İşte biz, tam da bu noktada, bu zeminden hareketle şu vargıyı ortaya koyuyoruz: insanın bu temel arzusu –yani tanınma, ait olma, değer görme arzusu– modern çağın en büyük manipülasyon araçlarına veya dijital şiddetin kodlarından birine dönüşmüştür. Bugünün dünyasında insanlar artık yalnızca fiziki olarak değil, dijital olarak da “bir aradalık” peşindedir. Sosyal medyada bir “beğeni”, bir “yorum”, bir “retweet” ya da bir “takip”, bireyin varlığını “doğrulayan” dijital tanıklıklardır. Bir kişi ne kadar görünürse, o kadar “var” hisseder kendini.
İnsanın bu doğal zaafından yola çıkan güç odakları, yüksek bütçeli dijital kampanyalarla büyük kitlelere ulaşmakta; ardından bu kitleleri, kendi görüşlerine muhalif bireyleri itibarsızlaştırarak yalnızlaştırmak için birer “dijital militan” gibi kullanmaktadır. Bu durum zamanla “linç kültürü”ne evrilmiş; bireyler, sırf farklı düşündükleri için kalabalıkların hedefi haline gelmiştir. Ve bu hedef göstermeler çoğu zaman “elemanın gericilik şaka mı?”, “adamın tipi yobazlık kokuyor.”, “lavuğun tipi bağırttı”, “Yallah Arabistan’a”, “fotoğrafın kokusu var” ve “engelleyin gitsin çöl faresini” gibi aşağılayıcı ifadelerle popülerleşmiştir.
Sosyal medyanın beylik sözleridir artık bunlar. Bu mecranın kendine ait bir dili ve iletişim şekli vardır ve bu dili çok iyi bilen çıkar çevreleri, linç piyasası oluşturmuş ve istedikleri kişileri bu piyasada harcamaktadırlar. Oysa tüm bu saldırgan söylemlerin ardında, düşünceye tahammülsüz bir “tek sesli toplum” arzusu yatmaktadır: Ya bizdensin ya da dışlanacaksın! İnsanın doğasına yöneltilmiş bir tehdittir bu. Örneğin, “aç mısın, o halde seni “yiyecek” ile tehdit ederim” ya da “bilinmek mi istiyorsun, o halde seni “yalnızlık” ile tehdit ederim.”
Bu yüzden sosyal medya, yalnızca bir paylaşım mecrası değil, aynı zamanda bir savaş alanıdır.

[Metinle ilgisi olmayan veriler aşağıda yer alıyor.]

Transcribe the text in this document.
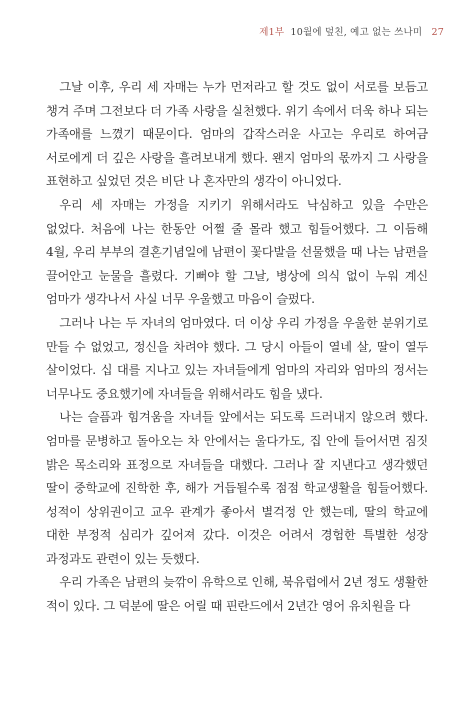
제1부 10월에 덮친, 예고 없는 쓰나미 27

그날 이후, 우리 세 자매는 누가 먼저라고 할 것도 없이 서로를 보듬고 챙겨 주며 그전보다 더 가족 사랑을 실천했다. 위기 속에서 더욱 하나 되는 가족애를 느꼈기 때문이다. 엄마의 갑작스러운 사고는 우리로 하여금 서로에게 더 깊은 사랑을 흘려보내게 했다. 왠지 엄마의 몫까지 그 사랑을 표현하고 싶었던 것은 비단 나 혼자만의 생각이 아니었다.

우리 세 자매는 가정을 지키기 위해서라도 낙심하고 있을 수만은 없었다. 처음에 나는 한동안 어쩔 줄 몰라 했고 힘들어했다. 그 이듬해 4월, 우리 부부의 결혼기념일에 남편이 꽃다발을 선물했을 때 나는 남편을 끌어안고 눈물을 흘렸다. 기뻐야 할 그날, 병상에 의식 없이 누워 계신 엄마가 생각나서 사실 너무 우울했고 마음이 슬펐다.

그러나 나는 두 자녀의 엄마였다. 더 이상 우리 가정을 우울한 분위기로 만들 수 없었고, 정신을 차려야 했다. 그 당시 아들이 열네 살, 딸이 열두 살이었다. 십 대를 지나고 있는 자녀들에게 엄마의 자리와 엄마의 정서는 너무나도 중요했기에 자녀들을 위해서라도 힘을 냈다.

나는 슬픔과 힘겨움을 자녀들 앞에서는 되도록 드러내지 않으려 했다. 엄마를 문병하고 돌아오는 차 안에서는 울다가도, 집 안에 들어서면 짐짓 밝은 목소리와 표정으로 자녀들을 대했다. 그러나 잘 지낸다고 생각했던 딸이 중학교에 진학한 후, 해가 거듭될수록 점점 학교생활을 힘들어했다. 성적이 상위권이고 교우 관계가 좋아서 별걱정 안 했는데, 딸의 학교에 대한 부정적 심리가 깊어져 갔다. 이것은 어려서 경험한 특별한 성장 과정과도 관련이 있는 듯했다.

우리 가족은 남편의 늦깎이 유학으로 인해, 북유럽에서 2년 정도 생활한 적이 있다. 그 덕분에 딸은 어릴 때 핀란드에서 2년간 영어 유치원을 다
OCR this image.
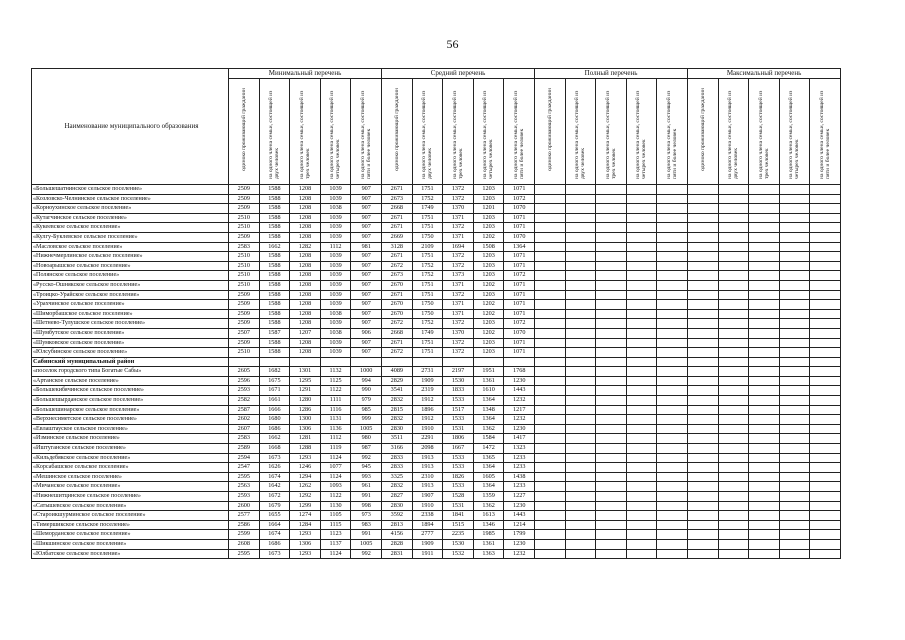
56
Наименование муниципального образования	Минимальный перечень					Средний перечень					Полный перечень					Максимальный перечень				
	одиноко проживающий гражданин	на одного члена семьи, состоящей из двух человек	на одного члена семьи, состоящей из трех человек	на одного члена семьи, состоящей из четырех человек	на одного члена семьи, состоящей из пяти и более человек	одиноко проживающий гражданин	на одного члена семьи, состоящей из двух человек	на одного члена семьи, состоящей из трех человек	на одного члена семьи, состоящей из четырех человек	на одного члена семьи, состоящей из пяти и более человек	одиноко проживающий гражданин	на одного члена семьи, состоящей из двух человек	на одного члена семьи, состоящей из трех человек	на одного члена семьи, состоящей из четырех человек	на одного члена семьи, состоящей из пяти и более человек	одиноко проживающий гражданин	на одного члена семьи, состоящей из двух человек	на одного члена семьи, состоящей из трех человек	на одного члена семьи, состоящей из четырех человек	на одного члена семьи, состоящей из пяти и более человек
«Большешатнинское сельское поселение»	2509	1588	1208	1039	907	2671	1751	1372	1203	1071										
«Козловско-Челнинское сельское поселение»	2509	1588	1208	1039	907	2673	1752	1372	1203	1072										
«Корноухинское сельское поселение»	2509	1588	1208	1038	907	2668	1749	1370	1201	1070										
«Кутагчинское сельское поселение»	2510	1588	1208	1039	907	2671	1751	1371	1203	1071										
«Кукеевское сельское поселение»	2510	1588	1208	1039	907	2671	1751	1372	1203	1071										
«Кулгу-Буклевское сельское поселение»	2509	1588	1208	1039	907	2669	1750	1371	1202	1070										
«Масловское сельское поселение»	2583	1662	1282	1112	981	3128	2109	1694	1508	1364										
«Нижнечмерлинское сельское поселение»	2510	1588	1208	1039	907	2671	1751	1372	1203	1071										
«Новоарышское сельское поселение»	2510	1588	1208	1039	907	2672	1752	1372	1203	1071										
«Полянское сельское поселение»	2510	1588	1208	1039	907	2673	1752	1373	1203	1072										
«Русско-Ошнякское сельское поселение»	2510	1588	1208	1039	907	2670	1751	1371	1202	1071										
«Троицко-Урайское сельское поселение»	2509	1588	1208	1039	907	2671	1751	1372	1203	1071										
«Урахчинское сельское поселение»	2509	1588	1208	1039	907	2670	1750	1371	1202	1071										
«Шиморбашское сельское поселение»	2509	1588	1208	1038	907	2670	1750	1371	1202	1071										
«Шетнево-Тулушское сельское поселение»	2509	1588	1208	1039	907	2672	1752	1372	1203	1072										
«Шумбутское сельское поселение»	2507	1587	1207	1038	906	2668	1749	1370	1202	1070										
«Шумковское сельское поселение»	2509	1588	1208	1039	907	2671	1751	1372	1203	1071										
«Юлсубинское сельское поселение»	2510	1588	1208	1039	907	2672	1751	1372	1203	1071										
Сабинский муниципальный район																				
«поселок городского типа Богатые Сабы»	2605	1682	1301	1132	1000	4089	2731	2197	1951	1768										
«Артанское сельское поселение»	2596	1675	1295	1125	994	2829	1909	1530	1361	1230										
«Большекибячинское сельское поселение»	2593	1671	1291	1122	990	3541	2319	1833	1610	1443										
«Большешырданское сельское поселение»	2582	1661	1280	1111	979	2832	1912	1533	1364	1232										
«Большешинарское сельское поселение»	2587	1666	1286	1116	985	2815	1896	1517	1348	1217										
«Верхнесиметское сельское поселение»	2602	1680	1300	1131	999	2832	1912	1533	1364	1232										
«Евлаштауское сельское поселение»	2607	1686	1306	1136	1005	2830	1910	1531	1362	1230										
«Изминское сельское поселение»	2583	1662	1281	1112	980	3511	2291	1806	1584	1417										
«Иштуганское сельское поселение»	2589	1668	1288	1119	987	3166	2098	1667	1472	1323										
«Кильдебякское сельское поселение»	2594	1673	1293	1124	992	2833	1913	1533	1365	1233										
«Корсабашское сельское поселение»	2547	1626	1246	1077	945	2833	1913	1533	1364	1233										
«Мешинское сельское поселение»	2595	1674	1294	1124	993	3325	2310	1826	1605	1438										
«Мичанское сельское поселение»	2563	1642	1262	1093	961	2832	1913	1533	1364	1233										
«Нижнешитцинское сельское поселение»	2593	1672	1292	1122	991	2827	1907	1528	1359	1227										
«Сатышевское сельское поселение»	2600	1679	1299	1130	998	2830	1910	1531	1362	1230										
«Староикшурминское сельское поселение»	2577	1655	1274	1105	973	3592	2338	1841	1613	1443										
«Тимершикское сельское поселение»	2586	1664	1284	1115	983	2813	1894	1515	1346	1214										
«Шеморданское сельское поселение»	2599	1674	1293	1123	991	4156	2777	2235	1985	1799										
«Шикшинское сельское поселение»	2608	1686	1306	1137	1005	2828	1909	1530	1361	1230										
«Юлбатское сельское поселение»	2595	1673	1293	1124	992	2831	1911	1532	1363	1232										
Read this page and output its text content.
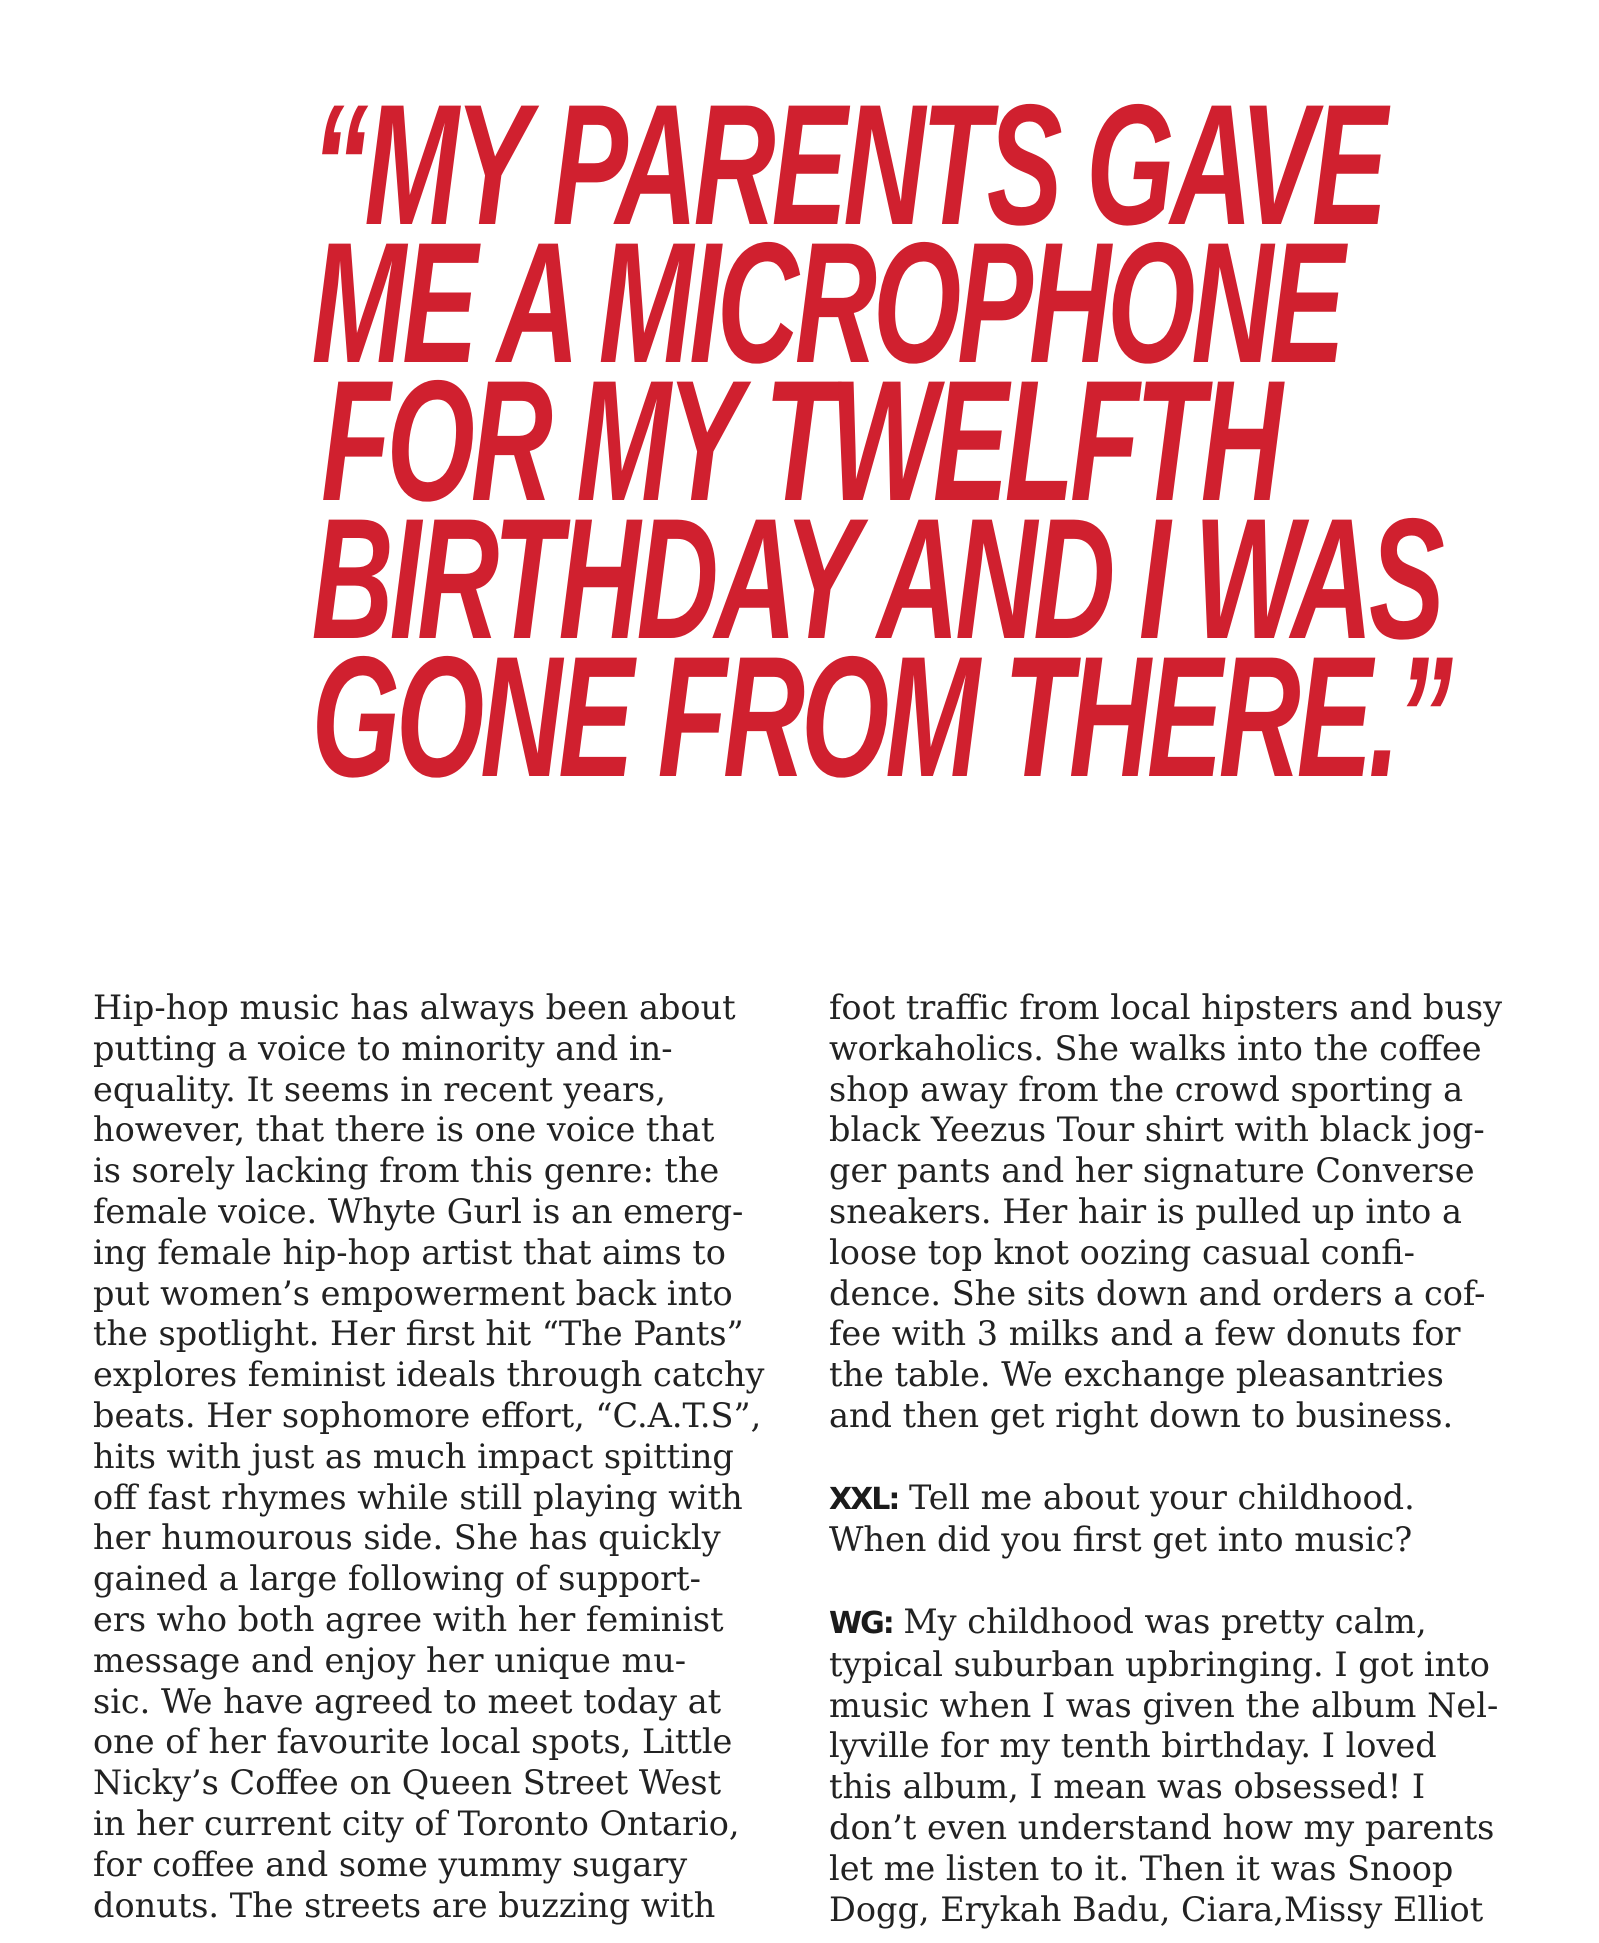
“MY PARENTS GAVE
ME A MICROPHONE
FOR MY TWELFTH
BIRTHDAY AND I WAS
GONE FROM THERE.”
Hip-hop music has always been about
putting a voice to minority and in-
equality. It seems in recent years,
however, that there is one voice that
is sorely lacking from this genre: the
female voice. Whyte Gurl is an emerg-
ing female hip-hop artist that aims to
put women’s empowerment back into
the spotlight. Her first hit “The Pants”
explores feminist ideals through catchy
beats. Her sophomore effort, “C.A.T.S”,
hits with just as much impact spitting
off fast rhymes while still playing with
her humourous side. She has quickly
gained a large following of support-
ers who both agree with her feminist
message and enjoy her unique mu-
sic. We have agreed to meet today at
one of her favourite local spots, Little
Nicky’s Coffee on Queen Street West
in her current city of Toronto Ontario,
for coffee and some yummy sugary
donuts. The streets are buzzing with
foot traffic from local hipsters and busy
workaholics. She walks into the coffee
shop away from the crowd sporting a
black Yeezus Tour shirt with black jog-
ger pants and her signature Converse
sneakers. Her hair is pulled up into a
loose top knot oozing casual confi-
dence. She sits down and orders a cof-
fee with 3 milks and a few donuts for
the table. We exchange pleasantries
and then get right down to business.
XXL: Tell me about your childhood.
When did you first get into music?
WG: My childhood was pretty calm,
typical suburban upbringing. I got into
music when I was given the album Nel-
lyville for my tenth birthday. I loved
this album, I mean was obsessed! I
don’t even understand how my parents
let me listen to it. Then it was Snoop
Dogg, Erykah Badu, Ciara,Missy Elliot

Düşünceler, kimlikler, inançlar bu alanda çarpışır. Aykırı fikirler, daima “yalnızlık” ile cezalandırılır.
Her şeyin hızla tükendiği bu çağda, bu tehdidin farkında olan insanlar, bir adım öne geçebilmek için kendi değerlerini bile çiğnemekten çekinmez hâle gelmiştir. Birey, çoğu zaman içinde bulunduğu akımın neyi temsil ettiğini bilmeden, yalnız kalmamak için o akımın peşine takılır. Takip edilmek, desteklenmek, görünmek… Bunlar, bireyin içindeki “varlık” hissini beslerken; aslında onu habis ideolojilere mahkum ederek içten içe çürütür. Zira dijital şiddetin kodları burada gizlidir: Görünmek isteyen insana, yok edilme korkusunu silah olarak doğrultan bir çağın yabancısı olmak rolü biçilmiştir. O halde şu ilahi söz, bu açmazı açabilir:
Ve hiçbir kınayıcının kınamasından korkmazlar (Maide-54). Ey Peygamber, sana da, iman sahiplerinden sana uyanlara da Allah yeter. (Enfal-64)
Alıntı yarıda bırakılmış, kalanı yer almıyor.